According to Matthew Weatherley-White, co-founder and president of CAPROCK Group, a $3 billion multi-family investment fund, one should look to modern portfolio theory as a pertinent example. Described as a “genius” by both Gray and Clark in separate conversations, Weatherley-White says modern portfolio theory was the dominant staple for future Wall Streeters in business schools from the 1950s on, until it played a significant role in the 2008 market crash. If impact investing can become the next modern portfolio theory, our world might be in better shape than we imagined, Weatherley-White says.

Gray sees it the same way. “My personal prediction is, this is just the way investing is going to get done in the future,” he says. “It will be an anomaly for one not to measure on three dimensions instead of just two. Instead of risk and return, it will be risk, return, and impact.”

This is the next natural evolution in the capital market, Weatherley-White insists. “Capital markets are an evolutionary animal. I think we forget that,” he says. “And we think of it as this static inter-relationship between prevailing social norms and the flow of capital through society. But it’s not static. It’s constantly evolving.”


Perhaps the most fascinating piece of the evolution is a transfer of wealth and positions of power from a (generally speaking) white male baby boomer population to an increasingly diverse millennial generation. It’s no secret more women are in MBA programs than ever before.
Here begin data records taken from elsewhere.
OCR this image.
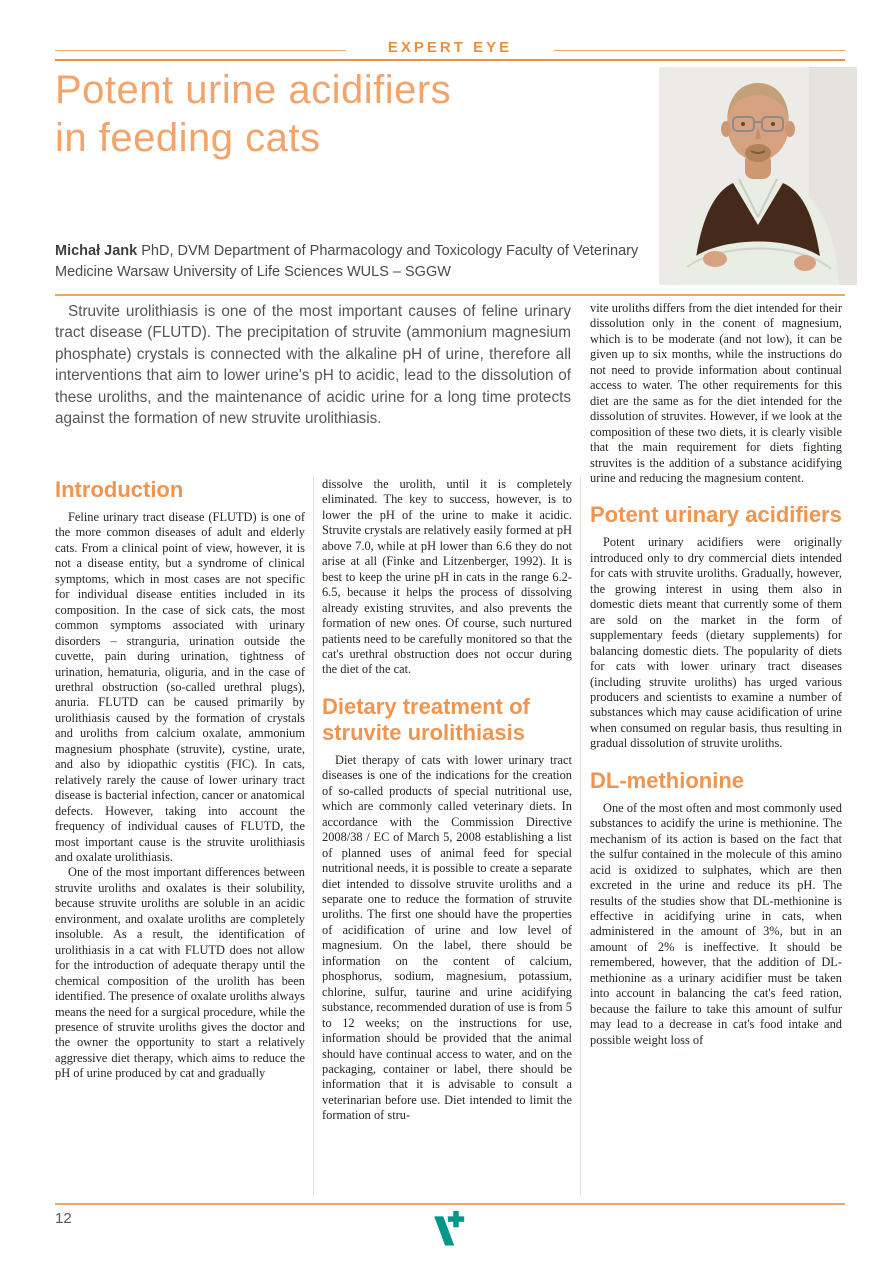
EXPERT EYE
Potent urine acidifiers
in feeding cats
Michał Jank PhD, DVM Department of Pharmacology and Toxicology Faculty of Veterinary Medicine Warsaw University of Life Sciences WULS – SGGW
Struvite urolithiasis is one of the most important causes of feline urinary tract disease (FLUTD). The precipitation of struvite (ammonium magnesium phosphate) crystals is connected with the alkaline pH of urine, therefore all interventions that aim to lower urine's pH to acidic, lead to the dissolution of these uroliths, and the maintenance of acidic urine for a long time protects against the formation of new struvite urolithiasis.
Introduction

Feline urinary tract disease (FLUTD) is one of the more common diseases of adult and elderly cats. From a clinical point of view, however, it is not a disease entity, but a syndrome of clinical symptoms, which in most cases are not specific for individual disease entities included in its composition. In the case of sick cats, the most common symptoms associated with urinary disorders – stranguria, urination outside the cuvette, pain during urination, tightness of urination, hematuria, oliguria, and in the case of urethral obstruction (so-called urethral plugs), anuria. FLUTD can be caused primarily by urolithiasis caused by the formation of crystals and uroliths from calcium oxalate, ammonium magnesium phosphate (struvite), cystine, urate, and also by idiopathic cystitis (FIC). In cats, relatively rarely the cause of lower urinary tract disease is bacterial infection, cancer or anatomical defects. However, taking into account the frequency of individual causes of FLUTD, the most important cause is the struvite urolithiasis and oxalate urolithiasis.

One of the most important differences between struvite uroliths and oxalates is their solubility, because struvite uroliths are soluble in an acidic environment, and oxalate uroliths are completely insoluble. As a result, the identification of urolithiasis in a cat with FLUTD does not allow for the introduction of adequate therapy until the chemical composition of the urolith has been identified. The presence of oxalate uroliths always means the need for a surgical procedure, while the presence of struvite uroliths gives the doctor and the owner the opportunity to start a relatively aggressive diet therapy, which aims to reduce the pH of urine produced by cat and gradually

dissolve the urolith, until it is completely eliminated. The key to success, however, is to lower the pH of the urine to make it acidic. Struvite crystals are relatively easily formed at pH above 7.0, while at pH lower than 6.6 they do not arise at all (Finke and Litzenberger, 1992). It is best to keep the urine pH in cats in the range 6.2-6.5, because it helps the process of dissolving already existing struvites, and also prevents the formation of new ones. Of course, such nurtured patients need to be carefully monitored so that the cat's urethral obstruction does not occur during the diet of the cat.

Dietary treatment of struvite urolithiasis

Diet therapy of cats with lower urinary tract diseases is one of the indications for the creation of so-called products of special nutritional use, which are commonly called veterinary diets. In accordance with the Commission Directive 2008/38 / EC of March 5, 2008 establishing a list of planned uses of animal feed for special nutritional needs, it is possible to create a separate diet intended to dissolve struvite uroliths and a separate one to reduce the formation of struvite uroliths. The first one should have the properties of acidification of urine and low level of magnesium. On the label, there should be information on the content of calcium, phosphorus, sodium, magnesium, potassium, chlorine, sulfur, taurine and urine acidifying substance, recommended duration of use is from 5 to 12 weeks; on the instructions for use, information should be provided that the animal should have continual access to water, and on the packaging, container or label, there should be information that it is advisable to consult a veterinarian before use. Diet intended to limit the formation of stru-

vite uroliths differs from the diet intended for their dissolution only in the conent of magnesium, which is to be moderate (and not low), it can be given up to six months, while the instructions do not need to provide information about continual access to water. The other requirements for this diet are the same as for the diet intended for the dissolution of struvites. However, if we look at the composition of these two diets, it is clearly visible that the main requirement for diets fighting struvites is the addition of a substance acidifying urine and reducing the magnesium content.

Potent urinary acidifiers

Potent urinary acidifiers were originally introduced only to dry commercial diets intended for cats with struvite uroliths. Gradually, however, the growing interest in using them also in domestic diets meant that currently some of them are sold on the market in the form of supplementary feeds (dietary supplements) for balancing domestic diets. The popularity of diets for cats with lower urinary tract diseases (including struvite uroliths) has urged various producers and scientists to examine a number of substances which may cause acidification of urine when consumed on regular basis, thus resulting in gradual dissolution of struvite uroliths.

DL-methionine

One of the most often and most commonly used substances to acidify the urine is methionine. The mechanism of its action is based on the fact that the sulfur contained in the molecule of this amino acid is oxidized to sulphates, which are then excreted in the urine and reduce its pH. The results of the studies show that DL-methionine is effective in acidifying urine in cats, when administered in the amount of 3%, but in an amount of 2% is ineffective. It should be remembered, however, that the addition of DL-methionine as a urinary acidifier must be taken into account in balancing the cat's feed ration, because the failure to take this amount of sulfur may lead to a decrease in cat's food intake and possible weight loss of

12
Put together the fact that women and millennials seem to be the most interested in impact investing and the blossoming programmatic offerings at elite B-schools is the market response to that growing interest.

Amit Bouri, CEO of the GIIN, says the wealth and leadership transfer combined with the influx of millennials in the area will have a “profound impact on fueling the growth of impact investing going forward.” What’s more, “people are going to continue to be thinking about how they can invest in different ways and actually align their capital with their values,” he says.

“The interest among students,” Bouri continues, “is absolutely energizing and holds a tremendous amount of promise for the future of the impact investing market.”

Weatherley-White agrees. “If you look at the projected $42 trillion of wealth that will be transferred over the next 30 years from the predominately male baby boomers to their wives and children, who are mainly millennials, and you look at who’s driving impact investing, it’s women and millennials,” he explains. “You have to ask yourself, is this an inevitable trend of the capital market? Because the people who have the capital will be asking for it. And I think the answer is yes.”


At least a couple of factors prevent the complete explosion of impact investing. Both can, should, and likely will be solved within academia.

First is the infancy and lack of proof in the field. Second is the job outlook. “My concern is there is a ton of hype around impact investing,” says Danielle Reed, who has since taken a job in the Mission-Related Investing department of Cambridge Associates’ San Francisco office. “In a very short period of time the industry has become quite well known. But there has been little to show for it.” As Matt Segneri points out, the words “impact investing” have yet to be published in the Journal of Finance.

But the beginnings of proof are arriving. Last year, Gray and a Wharton team produced the first significant piece of evidence in a study that examined 53 private equity funds with a total of 557 individual impact investments. “You now have a little bit of ammunition to say it’s at least worth the look,” Gray told We See Genius when the report was published. The ammunition was that in “certain segments” of the market, there were no trade-offs for financial and social returns.

Morse is sitting on some more significant research that will be published soon. In a “very preliminary” draft of the completed research she shared with We See Genius, investment impact funds performed 13.5% higher than benchmark traditional venture funds. The robust report examined around 3,500 partners, 5,000 funds, and 25,000 capital commitments. “Our results imply that the supply of impact funds is incomplete, failing to meet demand,” the abstract of the report reads.